U.N. Troops Increase Patrols After Gangs Kill 22 in Haiti

U.N. troops increased patrols in a volatile Haitian slum Saturday, a day after heavily armed gangsters killed at least 22 people, torched houses and forced residents to flee in the worst outbreak of violence in months.

A 26-year-old man was wounded by gunfire Saturday, residents said, in a second day of shooting in the Martissant slum in southwestern Port-au-Prince, where rival gangs have waged frequent gunbattles in a fight for control of the area.

A recent spate of killings and kidnappings have gripped Haiti's tense capital, interrupting relatively calm conditions since the Feb. 7 election of President Rene Preval.

CountryWatch: Haiti

The violence has raised fears of a resurgence of lawlessness that engulfed the poor Caribbean nation after a February 2004 revolt that toppled then-President Jean-Bertrand Aristide.

Friday's attack began when gang members from the nearby area of Grand Ravine stormed Martissant before dawn, breaking into homes and shooting people inside, residents said.
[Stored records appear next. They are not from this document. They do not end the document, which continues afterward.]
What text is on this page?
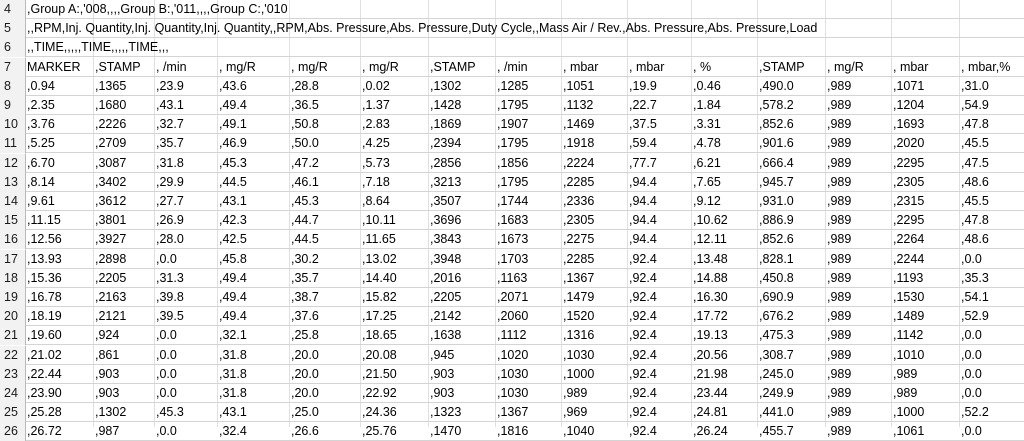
4	,Group A:,'008,,,,Group B:,'011,,,,Group C:,'010
5	,,RPM,Inj. Quantity,Inj. Quantity,Inj. Quantity,,RPM,Abs. Pressure,Abs. Pressure,Duty Cycle,,Mass Air / Rev.,Abs. Pressure,Abs. Pressure,Load
6	,,TIME,,,,,TIME,,,,,TIME,,,
7	MARKER ,STAMP , /min	, mg/R	, mg/R	, mg/R ,STAMP , /min	, mbar , mbar , %	,STAMP , mg/R , mbar	, mbar,%
8	,0.94	,1365 ,23.9	,43.6	,28.8	,0.02	,1302	,1285	,1051	,19.9	,0.46	,490.0	,989	,1071	,31.0
9	,2.35	,1680 ,43.1	,49.4	,36.5	,1.37	,1428	,1795	,1132	,22.7	,1.84	,578.2	,989	,1204	,54.9
10 ,3.76	,2226 ,32.7	,49.1	,50.8	,2.83	,1869	,1907	,1469	,37.5	,3.31	,852.6	,989	,1693	,47.8
11 ,5.25	,2709 ,35.7	,46.9	,50.0	,4.25	,2394	,1795	,1918	,59.4	,4.78	,901.6	,989	,2020	,45.5
12 ,6.70	,3087 ,31.8	,45.3	,47.2	,5.73	,2856	,1856	,2224	,77.7	,6.21	,666.4	,989	,2295	,47.5
13 ,8.14	,3402 ,29.9	,44.5	,46.1	,7.18	,3213	,1795	,2285	,94.4	,7.65	,945.7	,989	,2305	,48.6
14 ,9.61	,3612 ,27.7	,43.1	,45.3	,8.64	,3507	,1744	,2336	,94.4	,9.12	,931.0	,989	,2315	,45.5
15 ,11.15	,3801 ,26.9	,42.3	,44.7	,10.11	,3696	,1683	,2305	,94.4	,10.62 ,886.9	,989	,2295	,47.8
16 ,12.56	,3927 ,28.0	,42.5	,44.5	,11.65	,3843	,1673	,2275	,94.4	,12.11	,852.6	,989	,2264	,48.6
17 ,13.93	,2898 ,0.0	,45.8	,30.2	,13.02	,3948	,1703	,2285	,92.4	,13.48 ,828.1	,989	,2244	,0.0
18 ,15.36	,2205 ,31.3	,49.4	,35.7	,14.40	,2016	,1163	,1367	,92.4	,14.88 ,450.8	,989	,1193	,35.3
19 ,16.78	,2163 ,39.8	,49.4	,38.7	,15.82	,2205	,2071	,1479	,92.4	,16.30 ,690.9	,989	,1530	,54.1
20 ,18.19	,2121 ,39.5	,49.4	,37.6	,17.25	,2142	,2060	,1520	,92.4	,17.72 ,676.2	,989	,1489	,52.9
21 ,19.60	,924	,0.0	,32.1	,25.8	,18.65	,1638	,1112	,1316	,92.4	,19.13 ,475.3	,989	,1142	,0.0
22 ,21.02	,861	,0.0	,31.8	,20.0	,20.08	,945	,1020	,1030	,92.4	,20.56 ,308.7	,989	,1010	,0.0
23 ,22.44	,903	,0.0	,31.8	,20.0	,21.50	,903	,1030	,1000	,92.4	,21.98 ,245.0	,989	,989	,0.0
24 ,23.90	,903	,0.0	,31.8	,20.0	,22.92	,903	,1030	,989	,92.4	,23.44 ,249.9	,989	,989	,0.0
25 ,25.28	,1302 ,45.3	,43.1	,25.0	,24.36	,1323	,1367	,969	,92.4	,24.81 ,441.0	,989	,1000	,52.2
26 ,26.72	,987	,0.0	,32.4	,26.6	,25.76	,1470	,1816	,1040	,92.4	,26.24 ,455.7	,989	,1061	,0.0
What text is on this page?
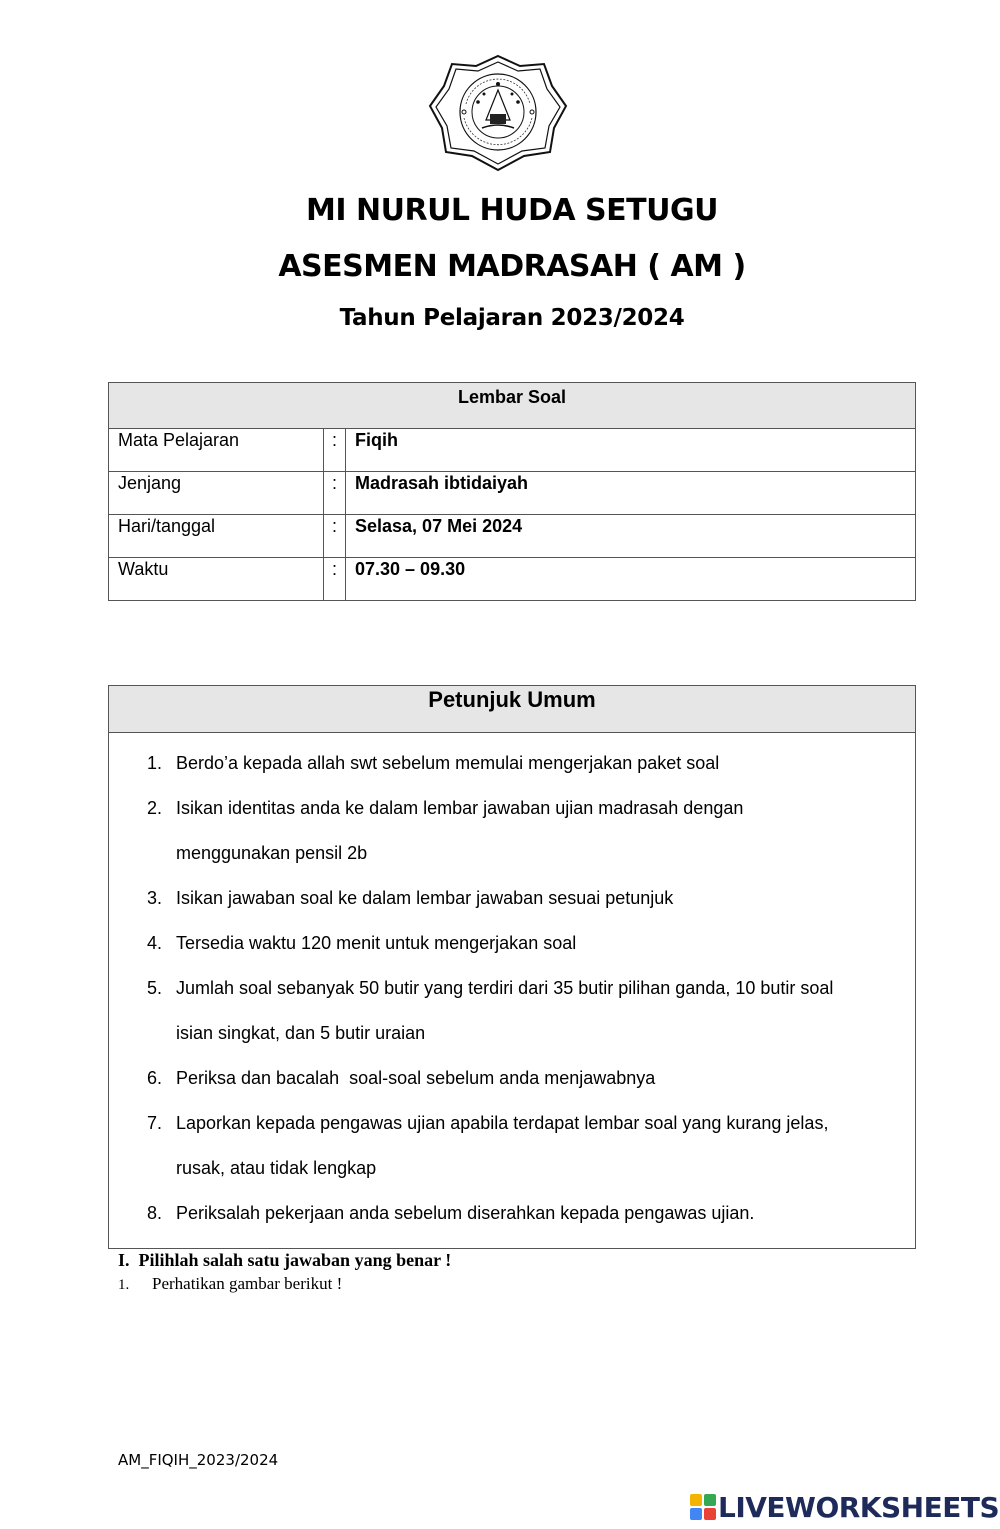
MI NURUL HUDA SETUGU
ASESMEN MADRASAH ( AM )
Tahun Pelajaran 2023/2024
Lembar Soal		
Mata Pelajaran	:	Fiqih
Jenjang	:	Madrasah ibtidaiyah
Hari/tanggal	:	Selasa, 07 Mei 2024
Waktu	:	07.30 – 09.30
Petunjuk Umum
1. Berdo’a kepada allah swt sebelum memulai mengerjakan paket soal
2. Isikan identitas anda ke dalam lembar jawaban ujian madrasah dengan
menggunakan pensil 2b
3. Isikan jawaban soal ke dalam lembar jawaban sesuai petunjuk
4. Tersedia waktu 120 menit untuk mengerjakan soal
5. Jumlah soal sebanyak 50 butir yang terdiri dari 35 butir pilihan ganda, 10 butir soal
isian singkat, dan 5 butir uraian
6. Periksa dan bacalah  soal-soal sebelum anda menjawabnya
7. Laporkan kepada pengawas ujian apabila terdapat lembar soal yang kurang jelas,
rusak, atau tidak lengkap
8. Periksalah pekerjaan anda sebelum diserahkan kepada pengawas ujian.
I.  Pilihlah salah satu jawaban yang benar !
1. Perhatikan gambar berikut !
AM_FIQIH_2023/2024
LIVEWORKSHEETS
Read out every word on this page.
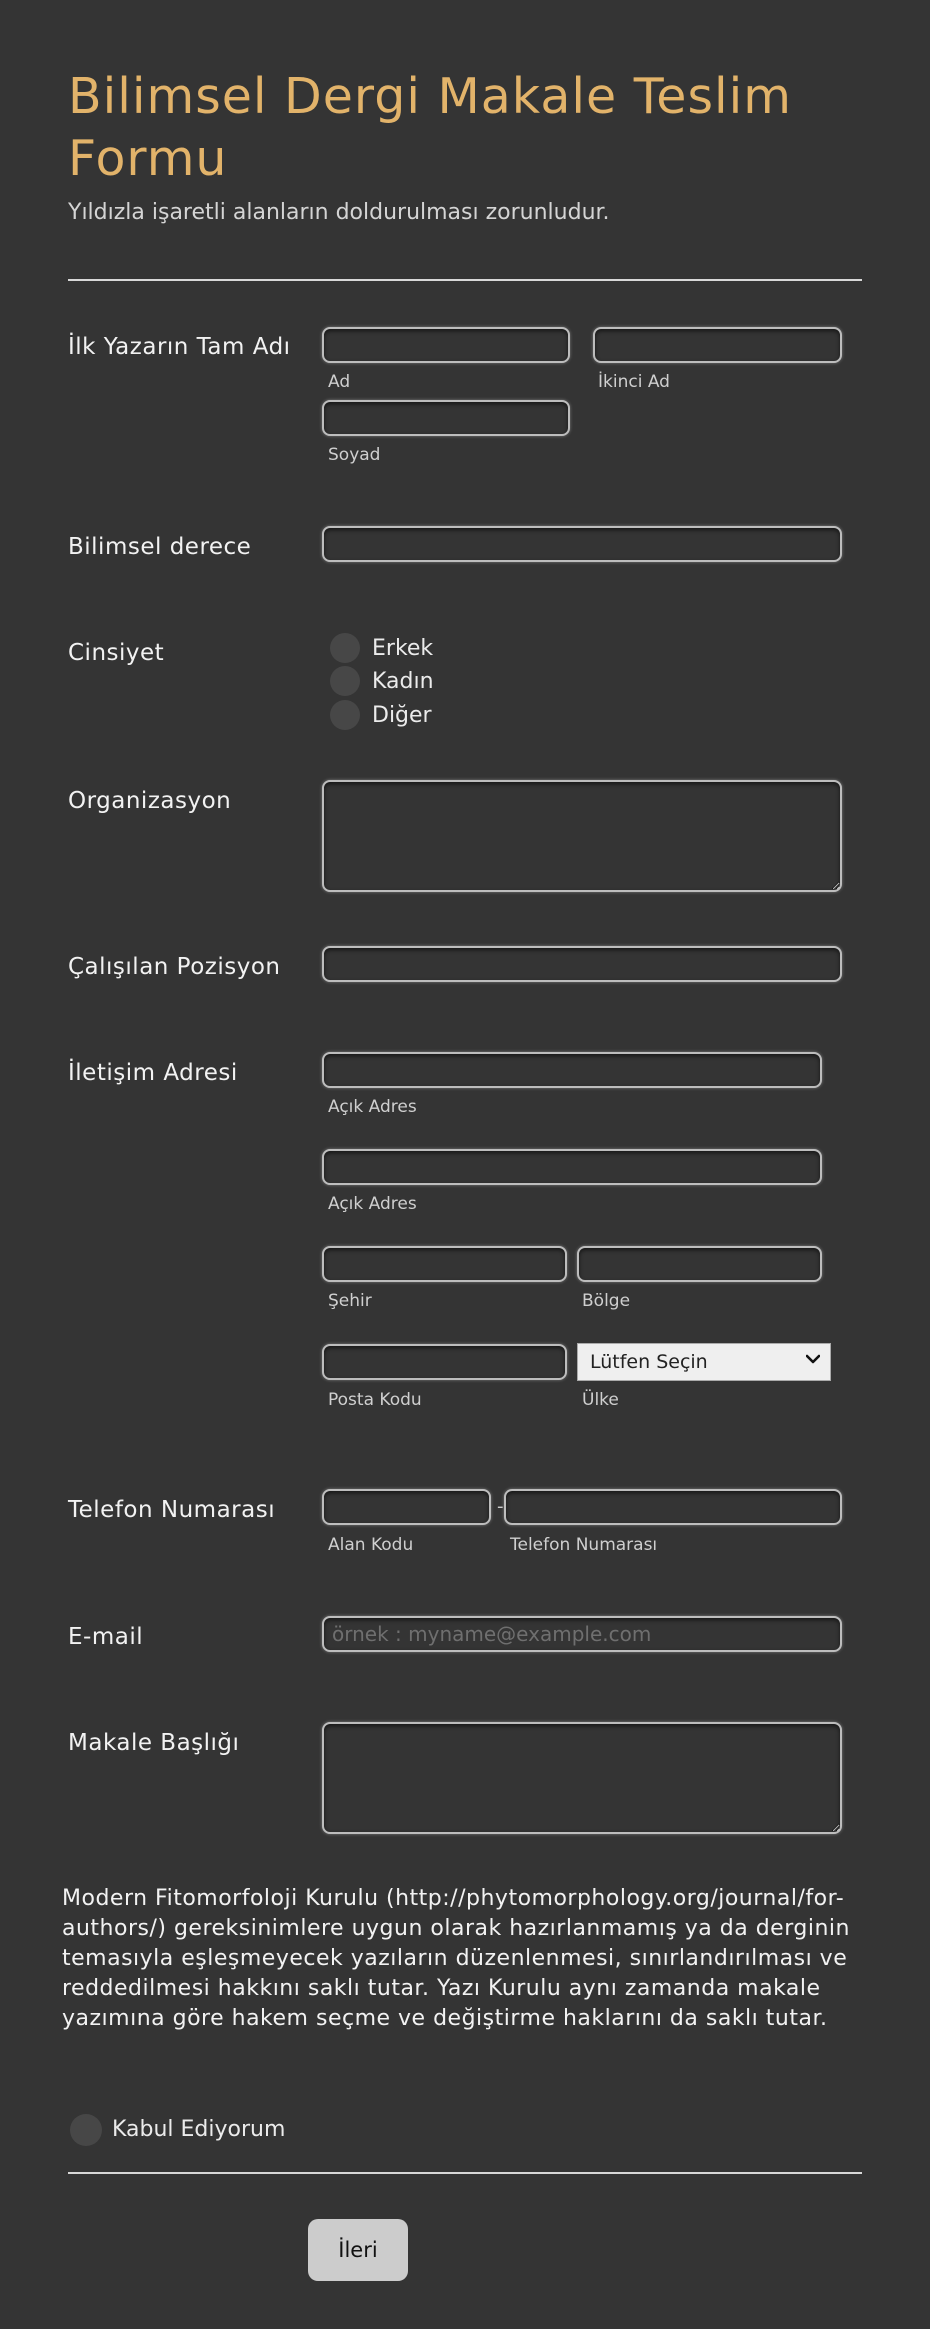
Bilimsel Dergi Makale Teslim Formu
Yıldızla işaretli alanların doldurulması zorunludur.
İlk Yazarın Tam Adı
Ad	İkinci Ad
Soyad
Bilimsel derece
Cinsiyet	Erkek
Kadın
Diğer
Organizasyon
Çalışılan Pozisyon
İletişim Adresi
Açık Adres
Açık Adres
Şehir	Bölge
Posta Kodu
Lütfen Seçin
Ülke
Telefon Numarası	-
Alan Kodu	Telefon Numarası
E-mail
örnek : myname@example.com
Makale Başlığı
Modern Fitomorfoloji Kurulu (http://phytomorphology.org/journal/for-authors/) gereksinimlere uygun olarak hazırlanmamış ya da derginin temasıyla eşleşmeyecek yazıların düzenlenmesi, sınırlandırılması ve reddedilmesi hakkını saklı tutar. Yazı Kurulu aynı zamanda makale yazımına göre hakem seçme ve değiştirme haklarını da saklı tutar.
Kabul Ediyorum
İleri
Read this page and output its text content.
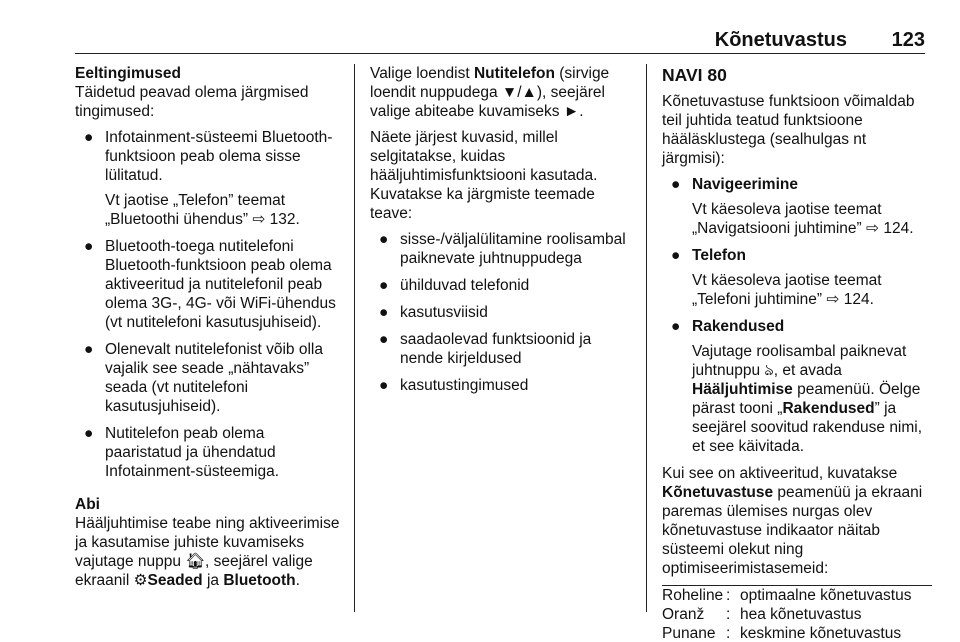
Kõnetuvastus 123
Eeltingimused

Täidetud peavad olema järgmised tingimused:

● Infotainment-süsteemi Bluetooth-funktsioon peab olema sisse lülitatud.
Vt jaotise „Telefon” teemat „Bluetoothi ühendus” ⇨ 132.
● Bluetooth-toega nutitelefoni Bluetooth-funktsioon peab olema aktiveeritud ja nutitelefonil peab olema 3G-, 4G- või WiFi-ühendus (vt nutitelefoni kasutusjuhiseid).
● Olenevalt nutitelefonist võib olla vajalik see seade „nähtavaks” seada (vt nutitelefoni kasutusjuhiseid).
● Nutitelefon peab olema paaristatud ja ühendatud Infotainment-süsteemiga.
Abi

Hääljuhtimise teabe ning aktiveerimise ja kasutamise juhiste kuvamiseks vajutage nuppu 🏠︎, seejärel valige ekraanil ⚙Seaded ja Bluetooth.

Valige loendist Nutitelefon (sirvige loendit nuppudega ▼/▲), seejärel valige abiteabe kuvamiseks ►.

Näete järjest kuvasid, millel selgitatakse, kuidas hääljuhtimisfunktsiooni kasutada. Kuvatakse ka järgmiste teemade teave:

● sisse-/väljalülitamine roolisambal paiknevate juhtnuppudega
● ühilduvad telefonid
● kasutusviisid
● saadaolevad funktsioonid ja nende kirjeldused
● kasutustingimused
NAVI 80

Kõnetuvastuse funktsioon võimaldab teil juhtida teatud funktsioone hääläsklustega (sealhulgas nt järgmisi):

● Navigeerimine
Vt käesoleva jaotise teemat „Navigatsiooni juhtimine” ⇨ 124.
● Telefon
Vt käesoleva jaotise teemat „Telefoni juhtimine” ⇨ 124.
● Rakendused
Vajutage roolisambal paiknevat juhtnuppu ঌ, et avada Hääljuhtimise peamenüü. Öelge pärast tooni „Rakendused” ja seejärel soovitud rakenduse nimi, et see käivitada.

Kui see on aktiveeritud, kuvatakse Kõnetuvastuse peamenüü ja ekraani paremas ülemises nurgas olev kõnetuvastuse indikaator näitab süsteemi olekut ning optimiseerimistasemeid:

Roheline	:	optimaalne kõnetuvastus
Oranž	:	hea kõnetuvastus
Punane	:	keskmine kõnetuvastus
The attackers set fire to several homes before fleeing.

The killings prompted many people, fearful of more attacks, to pack up their belongings and leave.

"I left because of the war," said 26-year-old Elizabeth Cherie. "You can just be walking through the street and get shot."

At the city morgue, grieving relatives sought to identify the bodies of 22 victims, many shot in the head.

Among the dead were four women and a young boy, half his face torn off by a bullet.

Jean Silvio Estrivil, 42, came to identify the body of his 32-year-old cousin and her husband, who were shot inside their home.

"I have no idea why it happened. Only God and the person who did it know that," Estrivil said outside the morgue.

It's unclear if the recent violence was politically motivated. After the 2004 revolt, hundreds died in clashes between street gangs loyal and opposed to Aristide, who is in exile in South Africa.

In Martissant, jittery residents emerged from their homes Saturday as blue-helmeted Sri Lankan peacekeepers patrolled rutted, trash-strewn streets on foot.

The United Nations said in statement Friday that it would remain in the area to prevent attacks, but residents said the troops have done little to curb the violence.

"People are dying in front of them everyday," said Woody Jean, 28, on a street corner where residents erected a roadblock of rocks and debris to keep out intruders.

U.N. officials could not immediately be reached.